Milk Flower

“I promised to write down some of my memories of our lives together: yours, mine, your mum’s. But the ‘storage system’ above our eyes is definitely not like a computer. A particularly important moment can sometimes be recalled or suddenly remembered in odd and usually quiet places. Random? A little. Truthful? Completely. I will try to write again another time.” - Father 
My life is formed by the ongoing exploration of my identity as a Japanese Australian, and the impacts of family, history, and generational trauma from immigration. This exploration has recently led me to read letters written to me by my father. These letters often omit certain memories, or reveal how my own interpretation and experience of those memories differ from his.
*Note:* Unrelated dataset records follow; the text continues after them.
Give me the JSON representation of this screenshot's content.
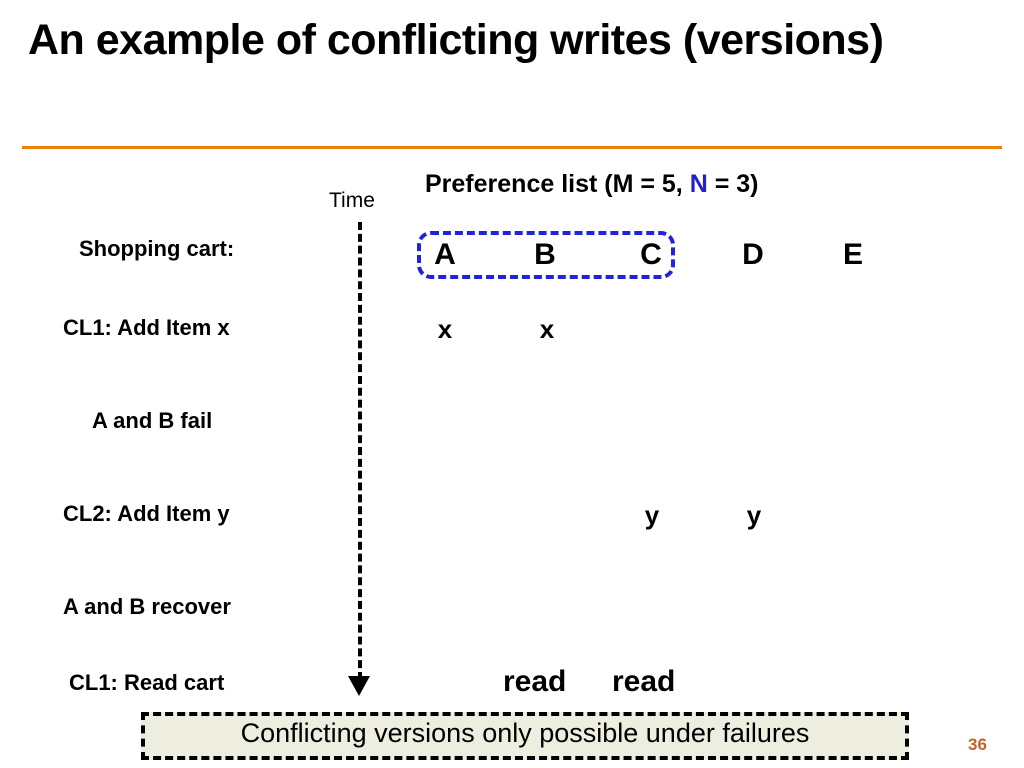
{
  "slide": {
    "title": "An example of conflicting writes (versions)",
    "page_number": "36",
    "accent_rule_color": "#E8820C",
    "highlight_border_color": "#2222DD",
    "page_number_color": "#C4622B"
  },
  "diagram": {
    "preference_list_heading": {
      "prefix": "Preference list (M = 5, ",
      "n_symbol": "N",
      "suffix": " = 3)"
    },
    "time_axis_label": "Time",
    "nodes": [
      "A",
      "B",
      "C",
      "D",
      "E"
    ],
    "row_labels": [
      "Shopping cart:",
      "CL1: Add Item x",
      "A and B fail",
      "CL2: Add Item y",
      "A and B recover",
      "CL1: Read cart"
    ],
    "writes": {
      "item_x": [
        "x",
        "x"
      ],
      "item_y": [
        "y",
        "y"
      ]
    },
    "reads": [
      "read",
      "read"
    ]
  },
  "footer": {
    "note": "Conflicting versions only possible under failures",
    "background": "#EDEEE0"
  }
}
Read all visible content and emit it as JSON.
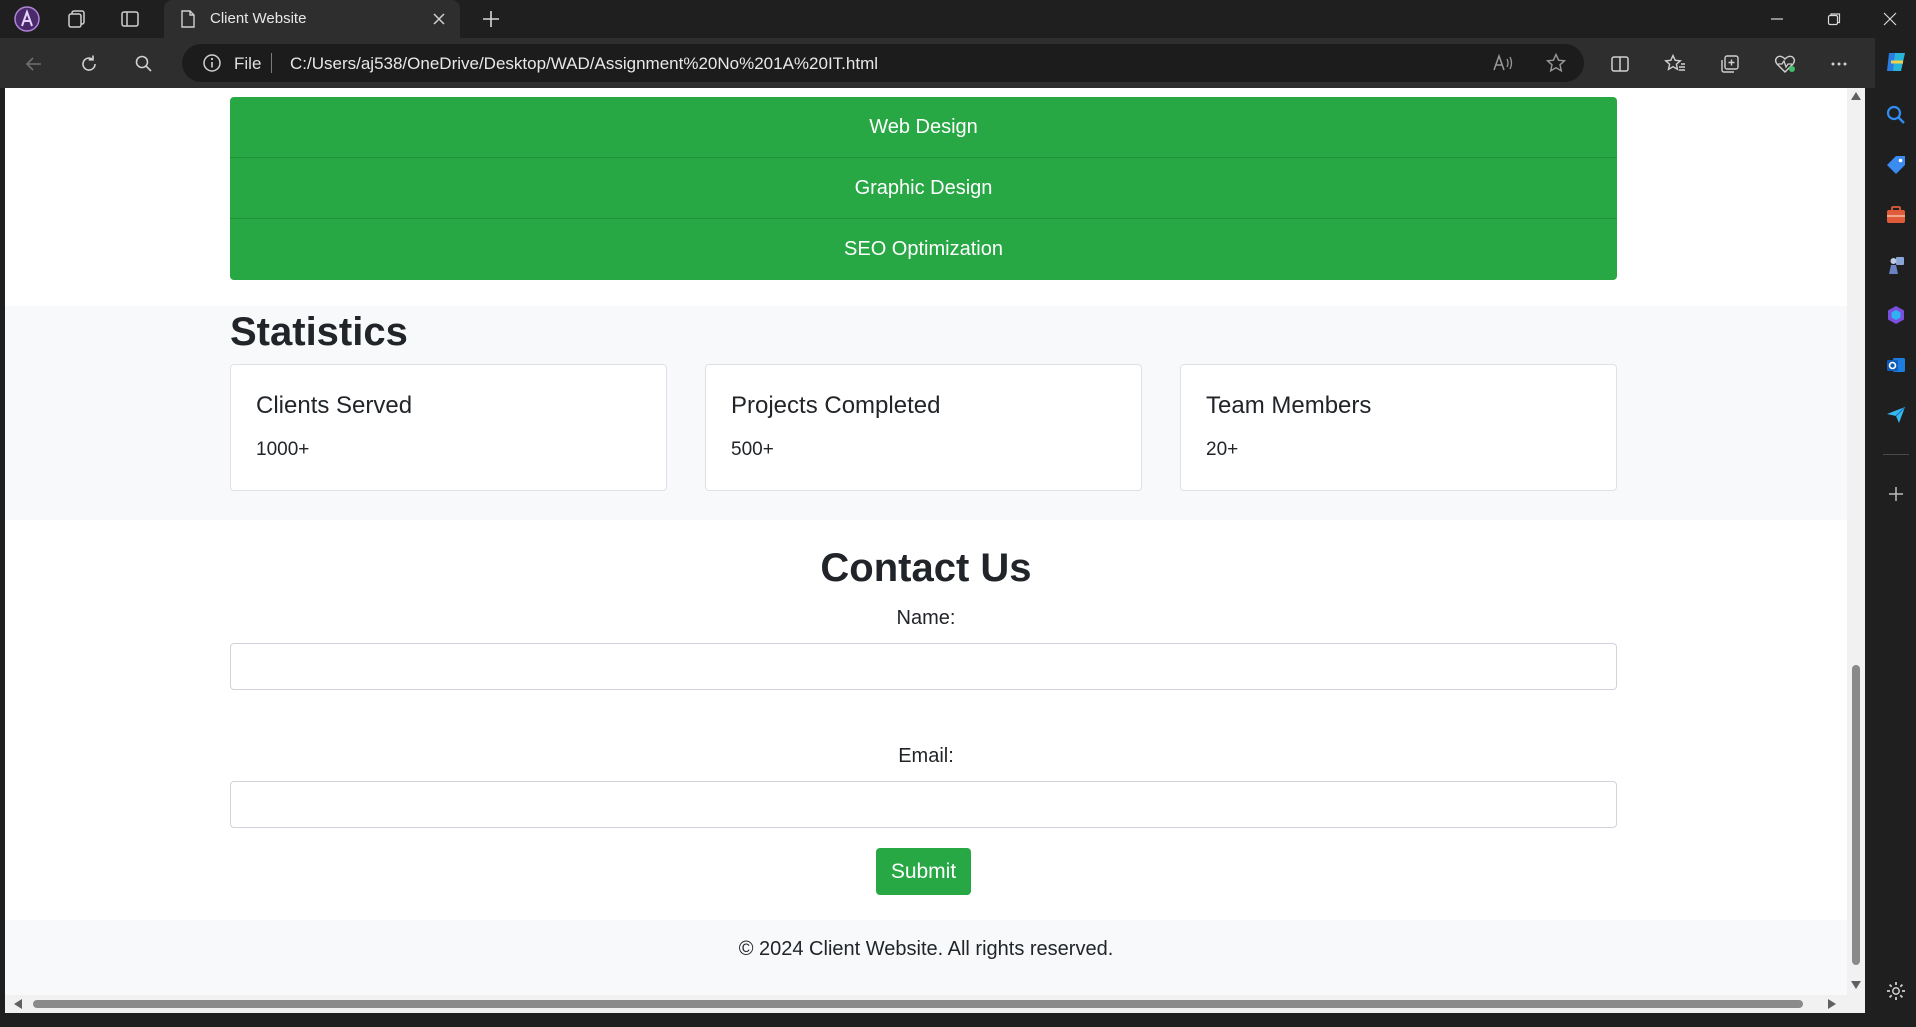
{
  "browser": {
    "tab_title": "Client Website",
    "address_prefix": "File",
    "url": "C:/Users/aj538/OneDrive/Desktop/WAD/Assignment%20No%201A%20IT.html"
  },
  "services": {
    "items": [
      "Web Design",
      "Graphic Design",
      "SEO Optimization"
    ]
  },
  "statistics": {
    "title": "Statistics",
    "cards": [
      {
        "title": "Clients Served",
        "value": "1000+"
      },
      {
        "title": "Projects Completed",
        "value": "500+"
      },
      {
        "title": "Team Members",
        "value": "20+"
      }
    ]
  },
  "contact": {
    "title": "Contact Us",
    "name_label": "Name:",
    "email_label": "Email:",
    "name_value": "",
    "email_value": "",
    "submit_label": "Submit"
  },
  "footer": {
    "text": "© 2024 Client Website. All rights reserved."
  },
  "colors": {
    "accent_green": "#28a745",
    "chrome_dark": "#1f1f1f"
  }
}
I examine how moments in our past often interact with each other, and create an incomplete, imperfect yet complex construction of who we are; the alluring fractures of memory. 
Milk Flower, named after the common flora Snowdrop, explores the endless oscillation and visual unravelling between the stories we’re given, and how we understand them.  In my childhood home located in Gembrook, Victoria, the Snowdrop is often the first flower to emerge in sporadic outbursts similar to the memoried fragments of our past. The Milk Flowers themselves mirror the experience of reclaiming my memory: they have a medicinal quality of treating Alzheimer’s symptoms.
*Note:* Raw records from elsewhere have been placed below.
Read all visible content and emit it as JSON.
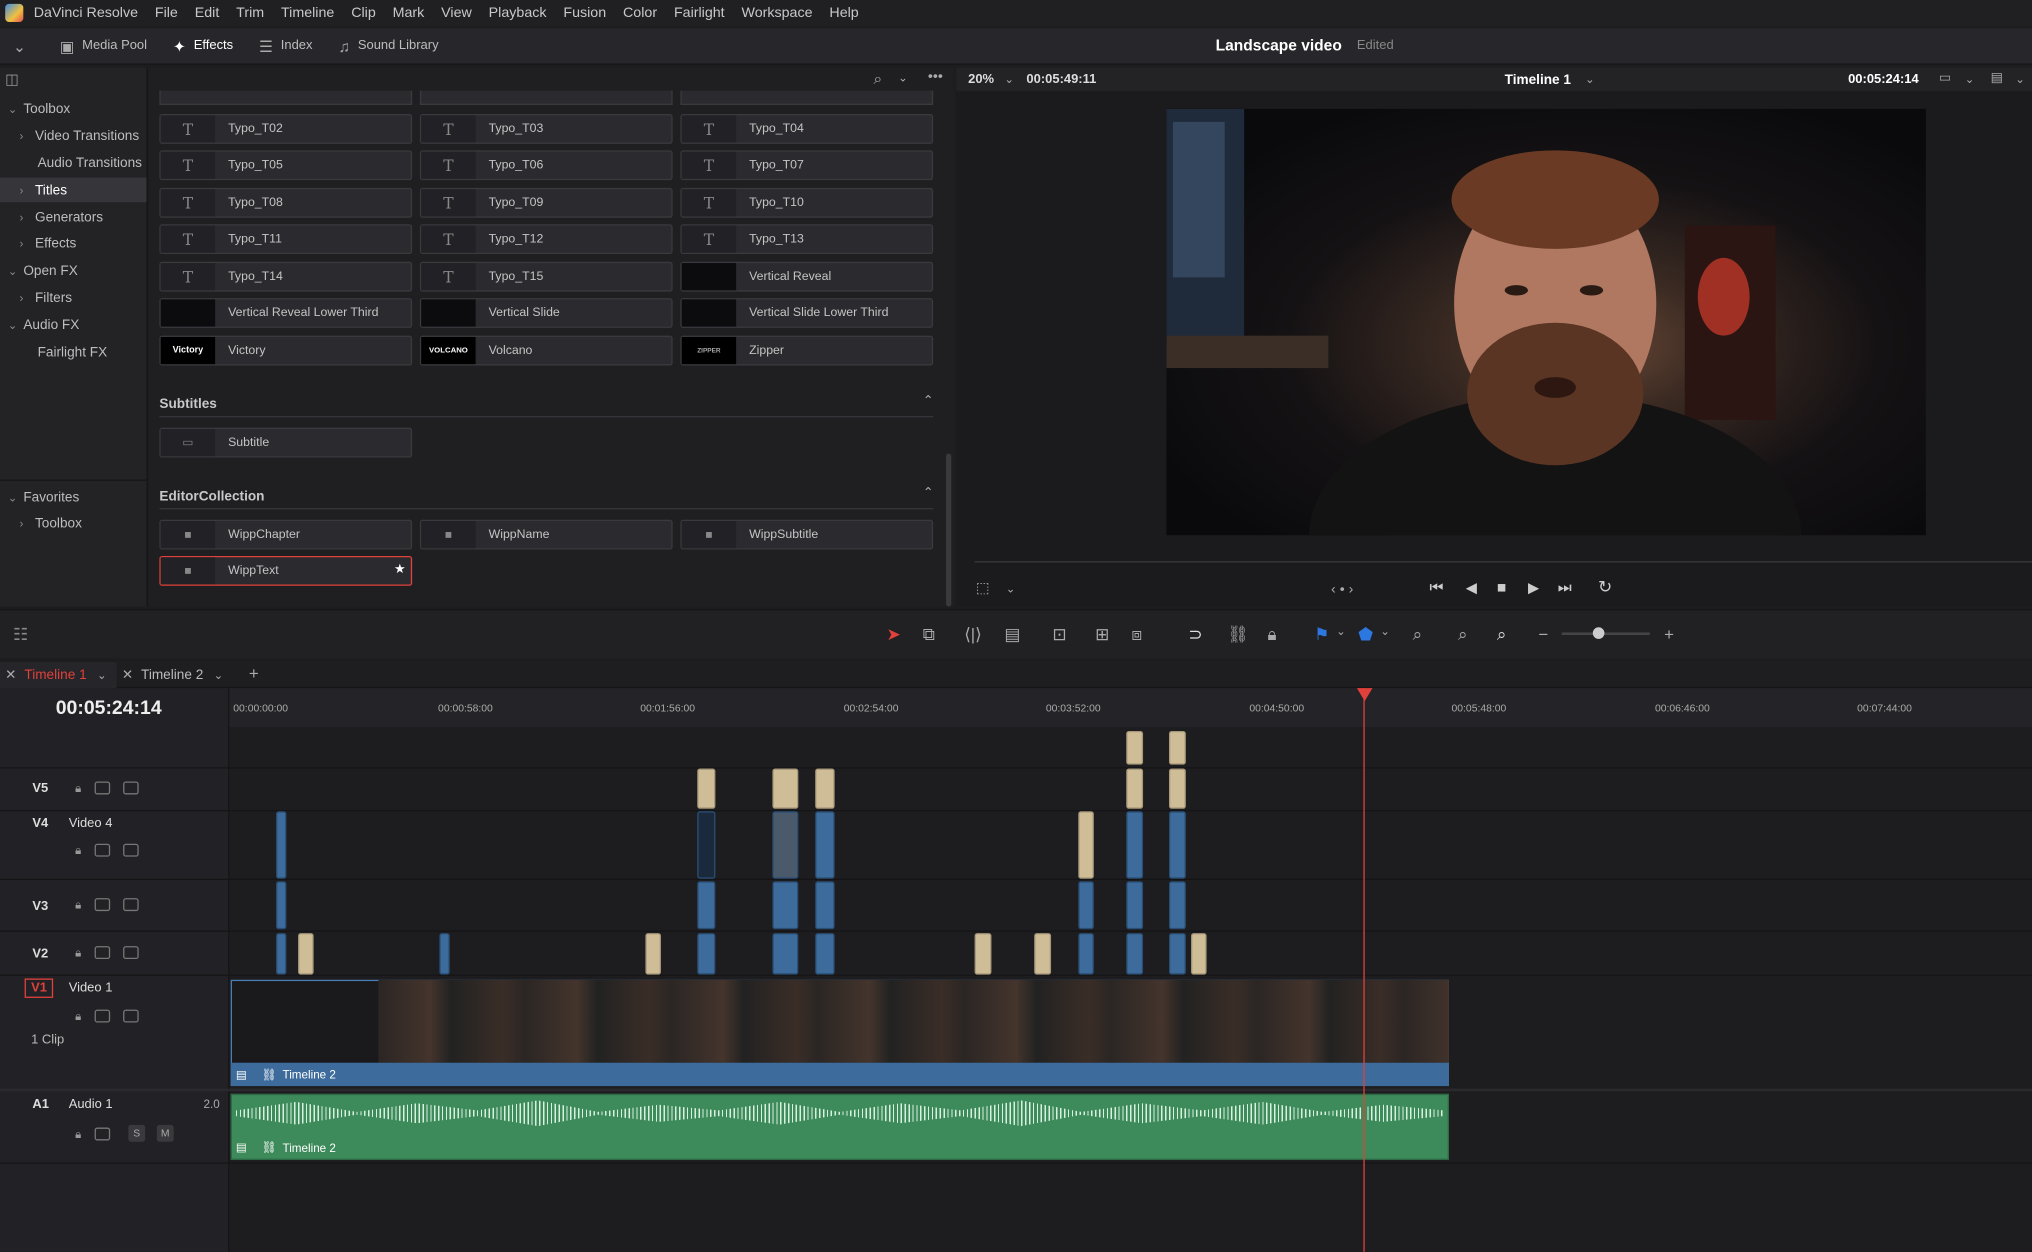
{
  "app_title": "DaVinci Resolve",
  "menu": [
    "File",
    "Edit",
    "Trim",
    "Timeline",
    "Clip",
    "Mark",
    "View",
    "Playback",
    "Fusion",
    "Color",
    "Fairlight",
    "Workspace",
    "Help"
  ],
  "page_tabs": [
    {
      "label": "Media Pool",
      "icon": "media-pool-icon"
    },
    {
      "label": "Effects",
      "icon": "effects-wand-icon",
      "active": true
    },
    {
      "label": "Index",
      "icon": "index-list-icon"
    },
    {
      "label": "Sound Library",
      "icon": "sound-library-icon"
    }
  ],
  "project": {
    "title": "Landscape video",
    "status": "Edited"
  },
  "sidebar": {
    "items": [
      {
        "label": "Toolbox",
        "expanded": true
      },
      {
        "label": "Video Transitions"
      },
      {
        "label": "Audio Transitions"
      },
      {
        "label": "Titles",
        "selected": true
      },
      {
        "label": "Generators"
      },
      {
        "label": "Effects"
      },
      {
        "label": "Open FX",
        "expanded": true
      },
      {
        "label": "Filters"
      },
      {
        "label": "Audio FX",
        "expanded": true
      },
      {
        "label": "Fairlight FX"
      },
      {
        "label": "Favorites",
        "expanded": true
      },
      {
        "label": "Toolbox"
      }
    ]
  },
  "titles_grid": [
    [
      "Typo_T02",
      "Typo_T03",
      "Typo_T04"
    ],
    [
      "Typo_T05",
      "Typo_T06",
      "Typo_T07"
    ],
    [
      "Typo_T08",
      "Typo_T09",
      "Typo_T10"
    ],
    [
      "Typo_T11",
      "Typo_T12",
      "Typo_T13"
    ],
    [
      "Typo_T14",
      "Typo_T15",
      "Vertical Reveal"
    ],
    [
      "Vertical Reveal Lower Third",
      "Vertical Slide",
      "Vertical Slide Lower Third"
    ],
    [
      "Victory",
      "Volcano",
      "Zipper"
    ]
  ],
  "thumb_text": {
    "victory": "Victory",
    "volcano": "VOLCANO",
    "zipper": "ZIPPER"
  },
  "subtitles": {
    "heading": "Subtitles",
    "items": [
      "Subtitle"
    ]
  },
  "editor_collection": {
    "heading": "EditorCollection",
    "items": [
      "WippChapter",
      "WippName",
      "WippSubtitle",
      "WippText"
    ],
    "favorite_star": "★"
  },
  "viewer": {
    "zoom": "20%",
    "source_tc": "00:05:49:11",
    "timeline": "Timeline 1",
    "record_tc": "00:05:24:14"
  },
  "timeline_tabs": [
    {
      "label": "Timeline 1",
      "active": true
    },
    {
      "label": "Timeline 2"
    }
  ],
  "timecode": "00:05:24:14",
  "ruler": [
    "00:00:00:00",
    "00:00:58:00",
    "00:01:56:00",
    "00:02:54:00",
    "00:03:52:00",
    "00:04:50:00",
    "00:05:48:00",
    "00:06:46:00",
    "00:07:44:00"
  ],
  "tracks": {
    "v5": {
      "id": "V5"
    },
    "v4": {
      "id": "V4",
      "name": "Video 4"
    },
    "v3": {
      "id": "V3"
    },
    "v2": {
      "id": "V2"
    },
    "v1": {
      "id": "V1",
      "name": "Video 1",
      "clips": "1 Clip",
      "clip_name": "Timeline 2"
    },
    "a1": {
      "id": "A1",
      "name": "Audio 1",
      "channels": "2.0",
      "solo": "S",
      "mute": "M",
      "clip_name": "Timeline 2"
    }
  },
  "colors": {
    "accent": "#e0413b",
    "video_clip": "#3d6c9c",
    "audio_clip": "#3d8a5a",
    "title_clip": "#cfbd98"
  }
}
Beginning with anecdotes, I reprocessed and interacted with archival images, as well as capturing photographs around the home and natural surroundings in which I grew up, reconstructing scenes from my family album.
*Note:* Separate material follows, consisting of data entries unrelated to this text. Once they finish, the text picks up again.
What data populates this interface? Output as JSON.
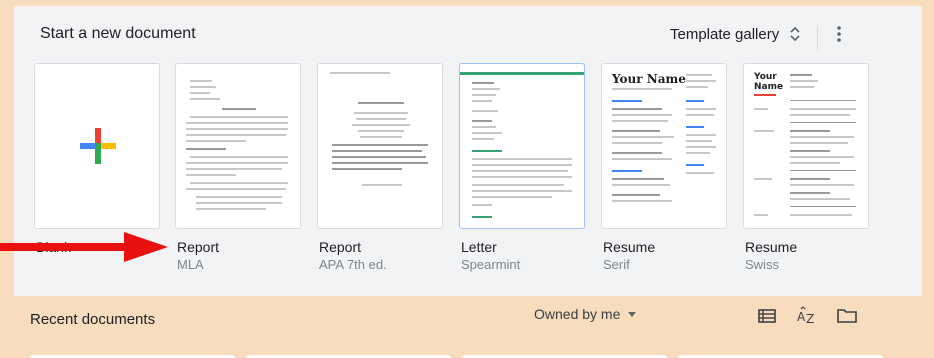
{
  "header": {
    "title": "Start a new document",
    "gallery_label": "Template gallery"
  },
  "templates": [
    {
      "name": "Blank",
      "sub": ""
    },
    {
      "name": "Report",
      "sub": "MLA"
    },
    {
      "name": "Report",
      "sub": "APA 7th ed."
    },
    {
      "name": "Letter",
      "sub": "Spearmint"
    },
    {
      "name": "Resume",
      "sub": "Serif"
    },
    {
      "name": "Resume",
      "sub": "Swiss"
    }
  ],
  "thumbs": {
    "resume_serif_title": "Your Name",
    "resume_swiss_title_1": "Your",
    "resume_swiss_title_2": "Name",
    "apa_title": "Title of the Paper"
  },
  "recent": {
    "title": "Recent documents",
    "owner_filter": "Owned by me"
  },
  "colors": {
    "background": "#f7dcbd",
    "panel": "#f1f3f4",
    "arrow": "#e8110f",
    "accent_blue": "#4285f4",
    "accent_red": "#ea4335",
    "accent_yellow": "#fbbc04",
    "accent_green": "#34a853"
  },
  "icons": [
    "unfold-icon",
    "more-vert-icon",
    "plus-icon",
    "list-view-icon",
    "sort-az-icon",
    "folder-icon",
    "arrow-annotation"
  ]
}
It explores the various ways tangible explorations of the world spark the illusive, and how often the unravelling of memories is unclear, felt and always different depending on our perspective of events. This work seeks most of all to illustrate the way my father and I have constructed our own interpretations of my childhood experience.
Exhibited:
Centre for Contemporary Photography (CCP), Fitzroy, AUS
Speculative Horizons, Contemporary Art Platform (CAP), Kuwait City, KUW
Australian Photography Awards Exhibition, Abbotsford, AUS
Wolfhound Gallery, Fitzroy, AUS
Yarra Sculpture Gallery, Collingwood, AUS
Awards:
Finalist for Australian Photography Awards, 2022
Shortlisted for Australian Photobook Awards, 2022


Formerly named 'Enso' for the photobook below.
Text in the book:
In Zen, ensō (円宮, “circular form”) is a circle that is hand-drawn in one uninterrupted brushstroke to express a moment when the mind is free to let the body create and is a sacred symbol sometimes meaning circle of togetherness. It is traditionally drawn as a meditative practice in letting go of the mind and allowing the body to create, as the singular brushstroke allows for no modifications.
While at first glance, the ensō symbol appears no more than a misshapen circle, it symbolises many things: the beauty in imperfection, the art of letting go of expectations, the circle of life, and connection. The ensō is a manifestation of the artist at the moment of creation and the acceptance of our innermost self.
The very imperfections and contours that otherwise prevent a perfect circle from being created are exactly what makes the ensō beautiful.